My sister’s ex-husband was an Aussie America’s Cup sailor named Peter Shipway, which is how I found myself hoisting a spinnaker on the foredeck of a famous race boat called Love & War as it led a fleet of 150 boats into the harbor in 1988 to reenact the arrival of the first fleet of British convict ships for the country’s bicentennial celebration. It not only gave me a fresh appreciation for the history of a wild land that I’d come to love, but it was also my first sail in Sydney. It wouldn’t be my last. 

A few years later, I was back, this time as the media manager for the BOC Challenge solo round-the-world race. My job entailed crashing out through the prominent Sydney Heads on a RIB with race director Mark Schrader to greet the incoming racers, lead them into port, and get the first interviews for my race reports. Schrader and I became great sailing mates, but that wasn’t the only important connection I made.

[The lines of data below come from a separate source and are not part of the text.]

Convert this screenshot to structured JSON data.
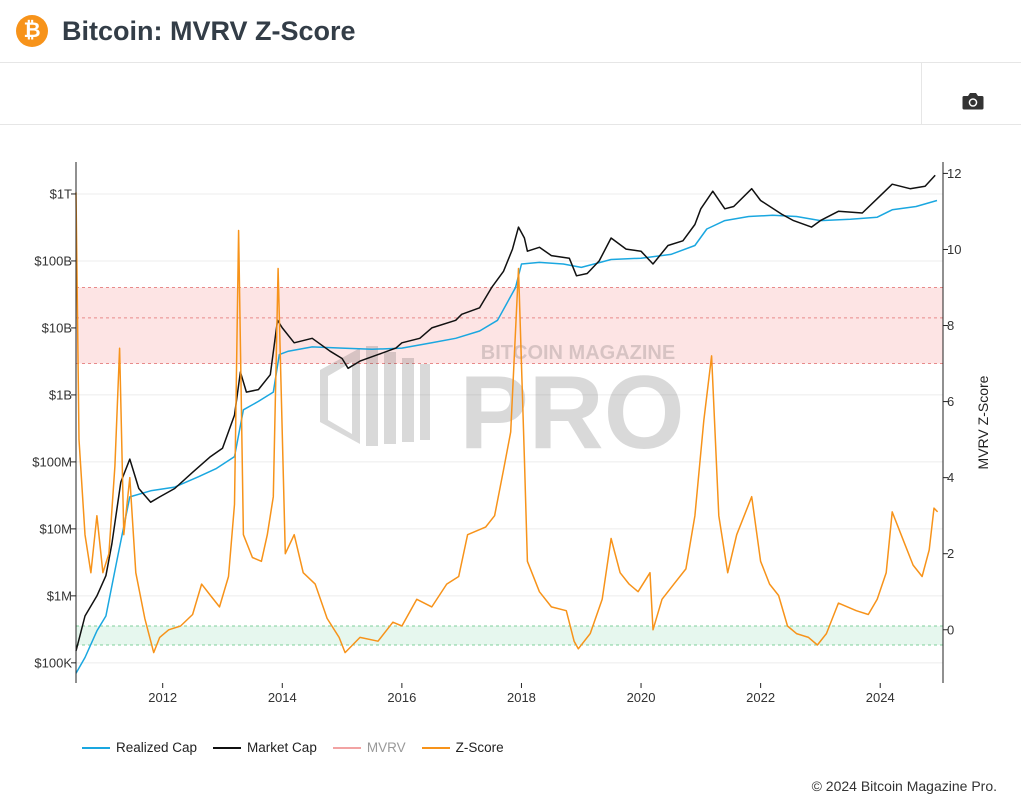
{
  "header": {
    "title": "Bitcoin: MVRV Z-Score",
    "logo_glyph": "₿"
  },
  "toolbar": {
    "camera_icon": "camera-icon"
  },
  "watermark": {
    "small": "BITCOIN MAGAZINE",
    "big": "PRO"
  },
  "copyright": "© 2024 Bitcoin Magazine Pro.",
  "chart_data": {
    "type": "line",
    "title": "Bitcoin: MVRV Z-Score",
    "x_range": [
      2010.55,
      2025.05
    ],
    "x_ticks": [
      {
        "value": 2012,
        "label": "2012"
      },
      {
        "value": 2014,
        "label": "2014"
      },
      {
        "value": 2016,
        "label": "2016"
      },
      {
        "value": 2018,
        "label": "2018"
      },
      {
        "value": 2020,
        "label": "2020"
      },
      {
        "value": 2022,
        "label": "2022"
      },
      {
        "value": 2024,
        "label": "2024"
      }
    ],
    "y_left": {
      "scale": "log",
      "range": [
        50000.0,
        3000000000000.0
      ],
      "ticks": [
        {
          "value": 100000.0,
          "label": "$100K"
        },
        {
          "value": 1000000.0,
          "label": "$1M"
        },
        {
          "value": 10000000.0,
          "label": "$10M"
        },
        {
          "value": 100000000.0,
          "label": "$100M"
        },
        {
          "value": 1000000000.0,
          "label": "$1B"
        },
        {
          "value": 10000000000.0,
          "label": "$10B"
        },
        {
          "value": 100000000000.0,
          "label": "$100B"
        },
        {
          "value": 1000000000000.0,
          "label": "$1T"
        }
      ]
    },
    "y_right": {
      "label": "MVRV Z-Score",
      "range": [
        -1.4,
        12.3
      ],
      "ticks": [
        {
          "value": 0,
          "label": "0"
        },
        {
          "value": 2,
          "label": "2"
        },
        {
          "value": 4,
          "label": "4"
        },
        {
          "value": 6,
          "label": "6"
        },
        {
          "value": 8,
          "label": "8"
        },
        {
          "value": 10,
          "label": "10"
        },
        {
          "value": 12,
          "label": "12"
        }
      ]
    },
    "bands": [
      {
        "name": "overvalued-band",
        "from": 7,
        "to": 9,
        "mid": 8.2,
        "fill": "#fde4e4",
        "stroke": "#e88a8a"
      },
      {
        "name": "undervalued-band",
        "from": -0.4,
        "to": 0.1,
        "fill": "#e6f7ee",
        "stroke": "#7fcf9b"
      }
    ],
    "series": [
      {
        "name": "Market Cap",
        "color": "#111111",
        "axis": "left",
        "points": [
          [
            2010.55,
            150000.0
          ],
          [
            2010.7,
            500000.0
          ],
          [
            2010.9,
            1000000.0
          ],
          [
            2011.05,
            2000000.0
          ],
          [
            2011.15,
            6000000.0
          ],
          [
            2011.3,
            50000000.0
          ],
          [
            2011.45,
            110000000.0
          ],
          [
            2011.6,
            40000000.0
          ],
          [
            2011.8,
            25000000.0
          ],
          [
            2011.95,
            30000000.0
          ],
          [
            2012.2,
            40000000.0
          ],
          [
            2012.5,
            70000000.0
          ],
          [
            2012.8,
            120000000.0
          ],
          [
            2013.0,
            160000000.0
          ],
          [
            2013.2,
            500000000.0
          ],
          [
            2013.3,
            2200000000.0
          ],
          [
            2013.4,
            1100000000.0
          ],
          [
            2013.6,
            1200000000.0
          ],
          [
            2013.8,
            2000000000.0
          ],
          [
            2013.92,
            13000000000.0
          ],
          [
            2014.0,
            10000000000.0
          ],
          [
            2014.2,
            6000000000.0
          ],
          [
            2014.5,
            7000000000.0
          ],
          [
            2014.8,
            4500000000.0
          ],
          [
            2015.0,
            3500000000.0
          ],
          [
            2015.1,
            2500000000.0
          ],
          [
            2015.3,
            3200000000.0
          ],
          [
            2015.6,
            4000000000.0
          ],
          [
            2015.9,
            5000000000.0
          ],
          [
            2016.0,
            6000000000.0
          ],
          [
            2016.3,
            7000000000.0
          ],
          [
            2016.5,
            10000000000.0
          ],
          [
            2016.9,
            13000000000.0
          ],
          [
            2017.0,
            16000000000.0
          ],
          [
            2017.3,
            20000000000.0
          ],
          [
            2017.5,
            40000000000.0
          ],
          [
            2017.7,
            70000000000.0
          ],
          [
            2017.85,
            150000000000.0
          ],
          [
            2017.95,
            320000000000.0
          ],
          [
            2018.05,
            220000000000.0
          ],
          [
            2018.1,
            140000000000.0
          ],
          [
            2018.3,
            160000000000.0
          ],
          [
            2018.5,
            120000000000.0
          ],
          [
            2018.8,
            110000000000.0
          ],
          [
            2018.92,
            60000000000.0
          ],
          [
            2019.1,
            65000000000.0
          ],
          [
            2019.3,
            100000000000.0
          ],
          [
            2019.5,
            220000000000.0
          ],
          [
            2019.75,
            150000000000.0
          ],
          [
            2020.0,
            140000000000.0
          ],
          [
            2020.2,
            90000000000.0
          ],
          [
            2020.45,
            170000000000.0
          ],
          [
            2020.7,
            200000000000.0
          ],
          [
            2020.9,
            350000000000.0
          ],
          [
            2021.0,
            600000000000.0
          ],
          [
            2021.2,
            1100000000000.0
          ],
          [
            2021.4,
            600000000000.0
          ],
          [
            2021.55,
            650000000000.0
          ],
          [
            2021.85,
            1200000000000.0
          ],
          [
            2022.0,
            800000000000.0
          ],
          [
            2022.35,
            500000000000.0
          ],
          [
            2022.55,
            400000000000.0
          ],
          [
            2022.85,
            320000000000.0
          ],
          [
            2023.0,
            400000000000.0
          ],
          [
            2023.3,
            550000000000.0
          ],
          [
            2023.7,
            520000000000.0
          ],
          [
            2023.95,
            850000000000.0
          ],
          [
            2024.2,
            1400000000000.0
          ],
          [
            2024.5,
            1200000000000.0
          ],
          [
            2024.75,
            1300000000000.0
          ],
          [
            2024.92,
            1900000000000.0
          ]
        ]
      },
      {
        "name": "Realized Cap",
        "color": "#1aa7e0",
        "axis": "left",
        "points": [
          [
            2010.55,
            70000.0
          ],
          [
            2010.7,
            120000.0
          ],
          [
            2010.9,
            300000.0
          ],
          [
            2011.05,
            500000.0
          ],
          [
            2011.25,
            4000000.0
          ],
          [
            2011.45,
            30000000.0
          ],
          [
            2011.8,
            37000000.0
          ],
          [
            2012.2,
            42000000.0
          ],
          [
            2012.6,
            60000000.0
          ],
          [
            2012.9,
            80000000.0
          ],
          [
            2013.2,
            120000000.0
          ],
          [
            2013.35,
            600000000.0
          ],
          [
            2013.6,
            800000000.0
          ],
          [
            2013.85,
            1100000000.0
          ],
          [
            2013.95,
            4000000000.0
          ],
          [
            2014.1,
            4500000000.0
          ],
          [
            2014.5,
            5200000000.0
          ],
          [
            2015.0,
            5000000000.0
          ],
          [
            2015.5,
            4800000000.0
          ],
          [
            2016.0,
            5000000000.0
          ],
          [
            2016.5,
            6000000000.0
          ],
          [
            2016.9,
            7000000000.0
          ],
          [
            2017.3,
            9000000000.0
          ],
          [
            2017.6,
            13000000000.0
          ],
          [
            2017.9,
            40000000000.0
          ],
          [
            2018.0,
            90000000000.0
          ],
          [
            2018.3,
            95000000000.0
          ],
          [
            2018.7,
            90000000000.0
          ],
          [
            2019.0,
            80000000000.0
          ],
          [
            2019.5,
            105000000000.0
          ],
          [
            2020.0,
            110000000000.0
          ],
          [
            2020.5,
            125000000000.0
          ],
          [
            2020.9,
            170000000000.0
          ],
          [
            2021.1,
            300000000000.0
          ],
          [
            2021.4,
            400000000000.0
          ],
          [
            2021.8,
            460000000000.0
          ],
          [
            2022.2,
            480000000000.0
          ],
          [
            2022.6,
            460000000000.0
          ],
          [
            2023.0,
            400000000000.0
          ],
          [
            2023.5,
            420000000000.0
          ],
          [
            2023.95,
            450000000000.0
          ],
          [
            2024.2,
            580000000000.0
          ],
          [
            2024.6,
            650000000000.0
          ],
          [
            2024.95,
            800000000000.0
          ]
        ]
      },
      {
        "name": "MVRV",
        "color": "#f2a3a3",
        "axis": "right",
        "points": []
      },
      {
        "name": "Z-Score",
        "color": "#f7931a",
        "axis": "right",
        "points": [
          [
            2010.55,
            11.5
          ],
          [
            2010.6,
            5
          ],
          [
            2010.7,
            2.5
          ],
          [
            2010.8,
            1.5
          ],
          [
            2010.9,
            3
          ],
          [
            2011.0,
            1.5
          ],
          [
            2011.1,
            2
          ],
          [
            2011.2,
            4.3
          ],
          [
            2011.28,
            7.4
          ],
          [
            2011.35,
            2.5
          ],
          [
            2011.45,
            4
          ],
          [
            2011.55,
            1.5
          ],
          [
            2011.7,
            0.3
          ],
          [
            2011.85,
            -0.6
          ],
          [
            2011.95,
            -0.2
          ],
          [
            2012.1,
            0
          ],
          [
            2012.3,
            0.1
          ],
          [
            2012.5,
            0.4
          ],
          [
            2012.65,
            1.2
          ],
          [
            2012.8,
            0.9
          ],
          [
            2012.95,
            0.6
          ],
          [
            2013.1,
            1.4
          ],
          [
            2013.2,
            3.3
          ],
          [
            2013.27,
            10.5
          ],
          [
            2013.35,
            2.5
          ],
          [
            2013.5,
            1.9
          ],
          [
            2013.65,
            1.8
          ],
          [
            2013.75,
            2.5
          ],
          [
            2013.85,
            3.5
          ],
          [
            2013.93,
            9.5
          ],
          [
            2014.05,
            2
          ],
          [
            2014.2,
            2.5
          ],
          [
            2014.35,
            1.5
          ],
          [
            2014.55,
            1.2
          ],
          [
            2014.75,
            0.3
          ],
          [
            2014.95,
            -0.2
          ],
          [
            2015.05,
            -0.6
          ],
          [
            2015.3,
            -0.2
          ],
          [
            2015.6,
            -0.3
          ],
          [
            2015.85,
            0.2
          ],
          [
            2016.0,
            0.1
          ],
          [
            2016.25,
            0.8
          ],
          [
            2016.5,
            0.6
          ],
          [
            2016.75,
            1.2
          ],
          [
            2016.95,
            1.4
          ],
          [
            2017.1,
            2.5
          ],
          [
            2017.4,
            2.7
          ],
          [
            2017.55,
            3
          ],
          [
            2017.7,
            4.2
          ],
          [
            2017.82,
            5.2
          ],
          [
            2017.95,
            9.5
          ],
          [
            2018.05,
            4.5
          ],
          [
            2018.1,
            1.8
          ],
          [
            2018.3,
            1
          ],
          [
            2018.5,
            0.6
          ],
          [
            2018.75,
            0.5
          ],
          [
            2018.88,
            -0.3
          ],
          [
            2018.95,
            -0.5
          ],
          [
            2019.15,
            -0.1
          ],
          [
            2019.35,
            0.8
          ],
          [
            2019.5,
            2.4
          ],
          [
            2019.65,
            1.5
          ],
          [
            2019.8,
            1.2
          ],
          [
            2019.95,
            1
          ],
          [
            2020.15,
            1.5
          ],
          [
            2020.2,
            0
          ],
          [
            2020.35,
            0.8
          ],
          [
            2020.55,
            1.2
          ],
          [
            2020.75,
            1.6
          ],
          [
            2020.9,
            3
          ],
          [
            2021.05,
            5.5
          ],
          [
            2021.18,
            7.2
          ],
          [
            2021.3,
            3
          ],
          [
            2021.45,
            1.5
          ],
          [
            2021.6,
            2.5
          ],
          [
            2021.85,
            3.5
          ],
          [
            2022.0,
            1.8
          ],
          [
            2022.15,
            1.2
          ],
          [
            2022.3,
            0.9
          ],
          [
            2022.45,
            0.1
          ],
          [
            2022.6,
            -0.1
          ],
          [
            2022.8,
            -0.2
          ],
          [
            2022.95,
            -0.4
          ],
          [
            2023.1,
            -0.1
          ],
          [
            2023.3,
            0.7
          ],
          [
            2023.6,
            0.5
          ],
          [
            2023.8,
            0.4
          ],
          [
            2023.95,
            0.8
          ],
          [
            2024.1,
            1.5
          ],
          [
            2024.2,
            3.1
          ],
          [
            2024.4,
            2.3
          ],
          [
            2024.55,
            1.7
          ],
          [
            2024.7,
            1.4
          ],
          [
            2024.82,
            2.1
          ],
          [
            2024.9,
            3.2
          ],
          [
            2024.96,
            3.1
          ]
        ]
      }
    ]
  }
}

It’s also how I met a lovely Aussie gal working for the event, Carole, who became my wife.

The next time I was in Sydney was to sail out through those heads myself, on an ex-BOC race boat called Spirit of Sydney, bound for the Tasmanian capital of Hobart, and then on to Antarctica on an expedition to Commonwealth Bay in support of a crazy Aussie pal named Don McIntyre, who’d spent a year there at the old camp of legendary Aussie explorer Douglas Mawson. After covering the BOC, I was desperate to witness the tempestuous seas of the Southern Ocean with my own eyes. Before all was said and done, we’d weathered 60-knot gales and the steepest waves I’d ever seen. I got a big taste. And then some. 

Finally, I had one more Aussie line item on my personal bucket list—to sail one of the world’s greatest ocean races: the Sydney Hobart. In 2007, I finagled a ride on one of the smallest boats in the fleet, a 35-footer called Morna. We had a bit of everything: the classic spinnaker run down the coast of New South Wales, a thrash across Bass Strait, the final stretch down the jaw-dropping beauty of the Tasmanian shoreline. It was everything I’d hoped for. Even more.

Alas, Carole and I are no longer together, but the wonderful result of that union was alongside me on that Manly Ferry: my daughter, Maggie. After I voyaged around North and South America with my old mate Schrader, in 2011, Maggie was waiting for me on the docks in Seattle at the tender age of 11 when we finished the trip. I raised her as a single dad until she returned to Oz after the pandemic. Without Sydney, there’d be no Maggie. I can’t imagine. 

We’ve done a bit of sailing together, including a memorable charter up the coast through the Whitsunday Islands. This was a trip of a different sort—a holiday excursion—and it was my last day. We hopped off the ferry and strolled down the beach, which gave me one final, welcome opportunity to drive her batty. 

I’d forgotten to pack baggies, but there was no way I wasn’t taking one farewell Aussie dip, so I peeled off my jeans to my boxers and dived into the waves. With raised eyebrows, Maggie cast me a look of hopeless disdain, with just a trace of a smirk. I’d seen it a thousand times before; once again, it slayed me. With that, I had one more Sydney memory in my bank. The best one of all. 

Herb McCormick is a CW editor-at-large.